At this point it might be possible - but not easy - to call a shareholder meeting and take control of the board, with some support from the minority stakeholders that turned up to vote.
They would have to be of the view that her interests were harmonised with theirs or that her presence on the board would trigger some activity that improved the stock price.
Paatsch reckons that for now at least she does not have the support of enough retail shareholders to push for control of the board.
John Murray, the managing director of the fifth-largest Fairfax shareholder, Perennial Value, says it is reasonable for an 18.7 per cent shareholder to have two board seats.
That stake is not large enough for any ''special privileges'', Murray says.
''We are strongly opposed to a number of other demands, such as three board seats, the deputy chairmanship and the ability to hire and fire editorial staff,'' he says.
Fairfax's second-largest shareholder, with 9 per cent, is Allan Gray Australia. Its chairman, Simon Marais, has been vocal over the past few weeks as an advocate for Rinehart's right to board representation.
He said of Rinehart's push: ''I don't have a problem and I think it's good for the company to have people [on the board] with their own money invested - they tend to be more careful.''
Like most former directors contacted by BusinessDay this week, Marais says he supports the motherhood notion of directors having ''skin in the game''.
Marais' underlying motives are more simple. He wants Fairfax shares to go up to a price at which he can exit at a profit, or at least break even.
He, like other large shareholders, must run a very delicate line.
According to one analyst, Marais' public support of Rinehart could be tantamount to a stick he is using to push Fairfax into pursuing deeper cost cuts or, more likely, into breaking the company up and selling the individual parts.
If Rinehart were to have control of say, BHP Billiton, no one would question her right to invest in Olympic Dam or sell a diamond mine.

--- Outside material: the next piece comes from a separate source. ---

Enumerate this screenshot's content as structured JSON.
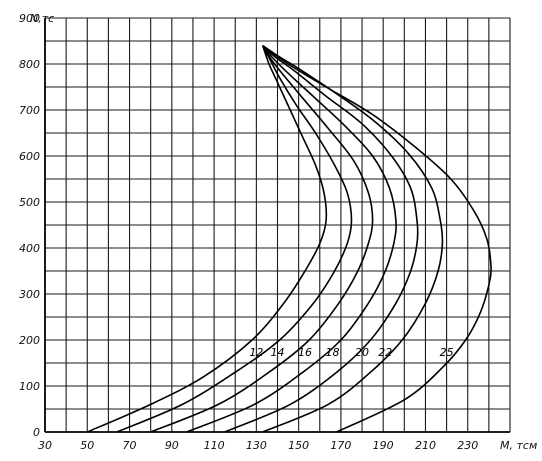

Fairfax may be viewed as a special case because of the importance of its products to democracy and the wider public interest. But corporate law does not contemplate this.
Instead the Fairfax assets are housed in a public company, vulnerable to corporate raiders and their vested interests, but without the financial support of larger and more profitable assets to offset the struggling metropolitan newspaper business.
Kirk notes that some of the more important newspapers around the globe are in more appropriate structures - like Britain's Guardian which is held in a trust.
He also maintains that Rinehart has no right to put her interests above the remainder of the shareholders unless she owns virtually all the company.
One principle the corporate law does insist upon is that a board member must act in the best interests of all shareholders.